Not handling auth properly. If your skill needs API keys or credentials, use OpenClaw's secrets manager instead of hardcoding them or passing them as parameters:

from openclaw.secrets import get_secret

api_key = get_secret("MONITORING_API_KEY")

This keeps secrets out of the prompt, out of logs, and out of the agent's reasoning chain.

Skip the Setup: Felix's OpenClaw Starter Pack

I want to be real with you — building skills from scratch is the best way to learn how OpenClaw works. But if you're trying to ship something this week and you don't want to spend three days writing schemas, debugging selection logic, and configuring retry policies, there's a shortcut.

Felix's OpenClaw Starter Pack on Claw Mart is a $29 bundle that includes pre-configured skills for the most common use cases — web requests, API integrations, data parsing, file operations, and a few others. Everything comes with tested schemas, proper error handling, retry policies, and the kind of detailed descriptions that actually make skill selection work reliably.

I'm not saying this to be salesy. I'm saying this because I spent about two full weekends getting my first set of skills production-ready, and the majority of that time was spent on the boring but critical stuff: getting descriptions right, handling edge cases in error responses, tuning retry logic. The starter pack has all of that done already. You can use the included skills as-is, or — and this is what I'd actually recommend — crack them open and study how they're built, then modify them for your specific needs. It's the fastest way to learn OpenClaw's patterns by example.

Where to Go from Here

Once you have a working skill, the next steps are:

Build a second skill that complements the first.
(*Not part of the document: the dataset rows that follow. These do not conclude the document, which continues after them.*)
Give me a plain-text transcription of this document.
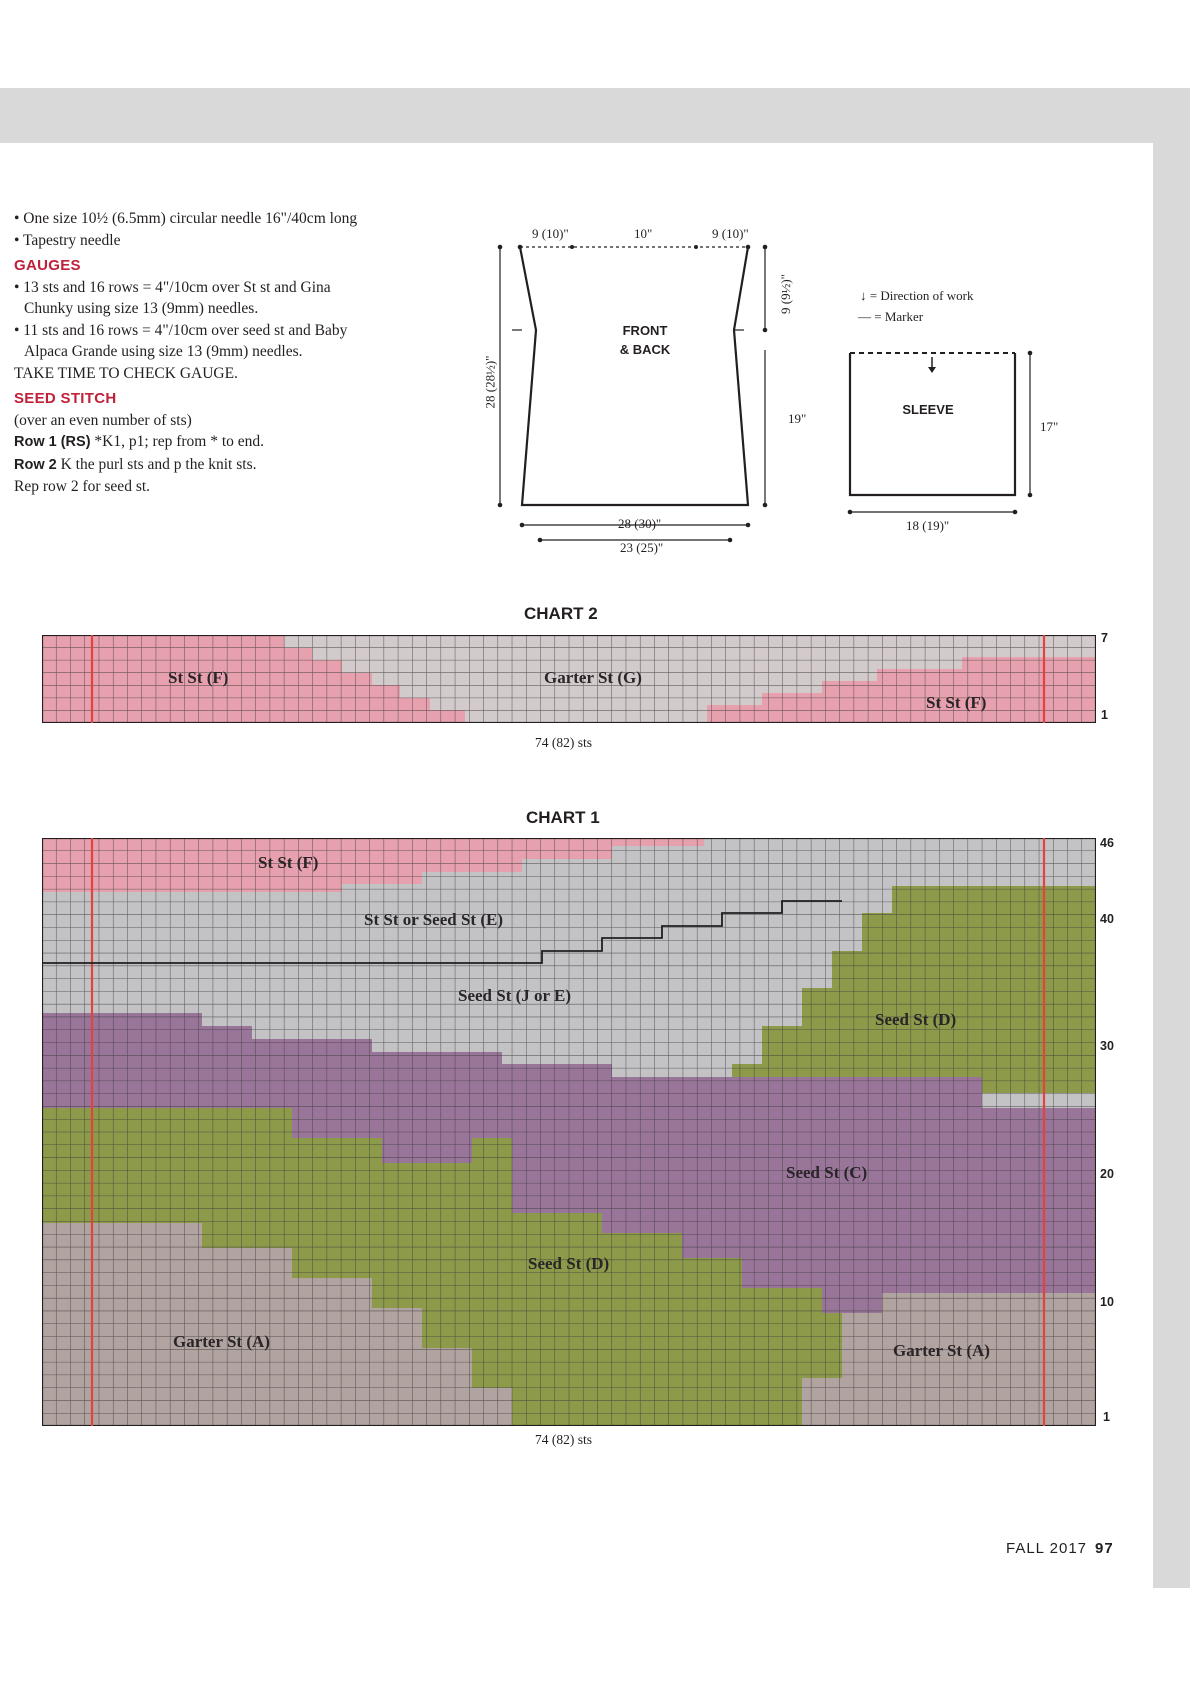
• One size 10½ (6.5mm) circular needle 16"/40cm long

• Tapestry needle

GAUGES

• 13 sts and 16 rows = 4"/10cm over St st and Gina Chunky using size 13 (9mm) needles.

• 11 sts and 16 rows = 4"/10cm over seed st and Baby Alpaca Grande using size 13 (9mm) needles.

TAKE TIME TO CHECK GAUGE.

SEED STITCH

(over an even number of sts)

Row 1 (RS) *K1, p1; rep from * to end.

Row 2 K the purl sts and p the knit sts.

Rep row 2 for seed st.

9 (10)"	10"	9 (10)"
9 (9½)"
28 (28½)"
19"
FRONT
& BACK
28 (30)"
23 (25)"
↓ = Direction of work
— = Marker
SLEEVE
17"
18 (19)"
CHART 2
7
1
St St (F)	Garter St (G)
St St (F)
74 (82) sts
CHART 1
46
40
30
20
10
1
St St (F)
St St or Seed St (E)
Seed St (J or E)
Seed St (D)
Seed St (C)
Seed St (D)
Garter St (A)	Garter St (A)
74 (82) sts
FALL 2017 97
An agent with two well-designed skills that work together is more useful than one with ten half-baked skills.
Add skill composition. OpenClaw lets skills call other skills in a defined chain. Your check_website_health skill could trigger a send_alert skill when a site is down, without the agent having to figure out that chain on its own.
Set up observability dashboards. OpenClaw's tracing data can be exported to standard observability tools. Once you're running agents in production, you need to see which skills are being called, how often they fail, and where the latency is.
Write more tests. Specifically, write tests for adversarial inputs — what happens when the user says something ambiguous? What happens when two skills could plausibly handle the same request? Edge case testing catches the problems that demo-driven development misses.

The whole point of OpenClaw is that it gives you structured, reliable control over how agents use tools. But that structure only works if you build skills that take advantage of it. Detailed schemas, structured error handling, explicit retry policies, proper testing — these aren't optional nice-to-haves. They're the difference between a skill that works in your notebook and one that works when real users are depending on it.

Start with one skill. Get it rock solid. Then build from there.